Em consonância também está Danielle Blanco, graduada em Letras e mestranda em comunicação, concorda que este novo produto “tende a facilitar e, em alguns casos, democratizar a utilização, em especial dos jovens que passam mais da metade do tempo do dia conectados à rede. Os livros digitais e suas variadas versões são uma grande ‘sacada’ para esse público”. A facilitação do acesso, segundo ela, se deve a “praticidade e o possível compartilhamento mais facilitado entre as pessoas; é também uma das vantagens desse tipo de mídia”.


Para ilustrar o fator positivo das obras digitais ela cita as redes sociais como exemplo de uma possível janela que se abre para leitura. “Antes da popularização do facebook, a maioria dos jovens não tinha contato com a leitura, além da sala de aula. Hoje, o compartilhamento de frases, poemas e citações de vários autores, nas redes sociais; (com suas devidas ressalvas, já que é necessário verificar a fonte) desperta nos jovens a curiosidade, identificação e até a vontade de ler determinado autor que eles conheceram nos blogs, redes sociais por meio do compartilhamento de outras pessoas; e o primeiro lugar onde eles vão procurar esses autores é na internet, onde é possível encontrar e-books e suas variações”.


Embora veja com bons olhos a questão, Danielle não abre mão de ter o bom e velho livro impresso e ainda confia nos leitores à moda antiga, pois “apesar de todas as vantagens dos livros digitais, há aqueles que não conseguem passar mais do que uma hora olhando para uma tela luminosa e preferem o bom e velho impresso, eu faço parte desse time”. E confia ainda na ascensão de novos autores, já que “a mídia móvel tem essa grande vantagem, não só na literatura, mas em todas as áreas. Está muito mais fácil a publicação dos trabalhos, sem tantas burocracias”.

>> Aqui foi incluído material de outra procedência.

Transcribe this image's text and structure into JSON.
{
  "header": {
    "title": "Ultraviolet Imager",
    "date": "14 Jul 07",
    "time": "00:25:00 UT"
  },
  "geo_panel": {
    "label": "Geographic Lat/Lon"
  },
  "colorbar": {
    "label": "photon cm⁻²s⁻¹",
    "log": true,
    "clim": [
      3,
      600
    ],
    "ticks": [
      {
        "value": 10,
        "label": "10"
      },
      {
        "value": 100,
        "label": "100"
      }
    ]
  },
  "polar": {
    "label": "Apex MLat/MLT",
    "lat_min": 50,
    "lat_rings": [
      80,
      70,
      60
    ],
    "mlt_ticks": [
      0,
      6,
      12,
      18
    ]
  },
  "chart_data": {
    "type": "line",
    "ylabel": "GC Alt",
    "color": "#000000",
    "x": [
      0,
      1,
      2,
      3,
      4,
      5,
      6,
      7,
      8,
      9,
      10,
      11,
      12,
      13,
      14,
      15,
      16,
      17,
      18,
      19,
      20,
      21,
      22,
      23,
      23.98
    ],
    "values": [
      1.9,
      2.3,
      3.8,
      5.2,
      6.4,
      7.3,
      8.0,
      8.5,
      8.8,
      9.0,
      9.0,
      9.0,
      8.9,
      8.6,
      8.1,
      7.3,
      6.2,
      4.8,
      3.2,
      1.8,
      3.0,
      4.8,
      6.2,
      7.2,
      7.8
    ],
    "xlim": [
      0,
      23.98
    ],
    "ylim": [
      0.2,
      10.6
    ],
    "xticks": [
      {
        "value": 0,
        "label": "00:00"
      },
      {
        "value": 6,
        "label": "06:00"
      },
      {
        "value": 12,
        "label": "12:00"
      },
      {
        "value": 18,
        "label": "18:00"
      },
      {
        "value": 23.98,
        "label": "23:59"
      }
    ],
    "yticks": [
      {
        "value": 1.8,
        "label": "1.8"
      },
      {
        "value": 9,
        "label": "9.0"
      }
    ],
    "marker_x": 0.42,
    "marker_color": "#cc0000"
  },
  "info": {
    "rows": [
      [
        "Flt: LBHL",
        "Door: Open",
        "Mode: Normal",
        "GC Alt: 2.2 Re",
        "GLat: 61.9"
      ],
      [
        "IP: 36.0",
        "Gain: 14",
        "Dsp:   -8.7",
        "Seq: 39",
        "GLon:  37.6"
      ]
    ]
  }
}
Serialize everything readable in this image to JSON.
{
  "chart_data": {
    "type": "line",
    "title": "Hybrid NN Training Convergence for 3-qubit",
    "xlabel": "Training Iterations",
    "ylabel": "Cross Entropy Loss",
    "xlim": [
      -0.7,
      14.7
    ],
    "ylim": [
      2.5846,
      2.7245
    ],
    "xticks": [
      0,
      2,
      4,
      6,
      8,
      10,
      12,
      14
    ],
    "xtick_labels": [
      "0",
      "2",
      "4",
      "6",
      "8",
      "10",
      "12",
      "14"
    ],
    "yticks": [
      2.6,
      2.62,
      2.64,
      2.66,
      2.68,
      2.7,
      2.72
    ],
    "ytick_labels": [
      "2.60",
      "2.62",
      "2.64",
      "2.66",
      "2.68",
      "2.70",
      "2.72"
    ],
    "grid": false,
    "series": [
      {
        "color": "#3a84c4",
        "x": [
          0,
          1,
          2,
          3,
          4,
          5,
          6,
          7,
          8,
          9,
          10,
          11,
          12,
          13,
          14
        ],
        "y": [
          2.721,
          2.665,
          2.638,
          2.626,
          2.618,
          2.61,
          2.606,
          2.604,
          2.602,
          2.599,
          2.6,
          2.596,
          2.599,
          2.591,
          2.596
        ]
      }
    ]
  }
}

Com esta nova porta aberta ao trabalho de escritores estreantes, todos só tem a ganhar pois “ o público tem cada vez mais acesso, acredito que isso seja bom tanto para os autores que divulgam seus trabalhos e para os leitores que convivem cada vez mais com leituras de qualidade, a preço acessível e, muitas vezes, até gratuitamente”, ressaltou Danielle.
 
           
A jornalista Lorena Risse, por outro lado, discorda que o short book venha a representar uma nova versão do livro propriamente dito. É uma nova mídia que tem a leitura como fim, porém utiliza outros meio para reproduzir conteúdo. “Acredito que é importante termos em mente que isto não é mais um livro, e sim um e-book, uma nova forma roupagem do conteúdo, com possibilidades novas e especificidades únicas. Para ter uma ideia, além dos e-books, existem outras mídias que reproduzem a ideia de livro, ao passo que apresentam novos recursos multimídia como a inserção de áudio, vídeo, animação, etc. Nestes casos acredito que não é possível dizer que são livros com uma nova roupagem só porque reproduzem a função principal do livro que é ler, pois eles são de naturezas diferentes. Eles podem ser novas mídias e por isso recebem nomes diferentes: e-books, livros animados, etc”, especificou.


Diferente das outras entrevistadas, Lorena acredita que essa nova mídia “vai ter impactos muito diversos e que só com um tempo de uso do material e com uma pesquisa sobre ele é que poderemos ter esta noção”, e ainda que essa plataforma de leitura vá criar um novo nicho de consumo, por exemplo “hoje temos pessoas que leem resenhas ao invés de livros, leem manchetes ao invés da reportagem inteira, haverá público que lerá livros em doses menores”. Para ela não há como dizer se é bom ou ruim, pois “esta visão não está ligada a um juízo de valor, mas sim às possibilidades de público”, enumerou.


Para o bem ou para o mal, é preciso se preparar para encarar essas novas tendências que têm um impacto significativo para a sociedade. Afinal, a leitura faz parte da formação dos indivíduos, se essa leitura, seja como for, está ligada a uma outra forma de interação, ela requer atenção e, muito cuidado.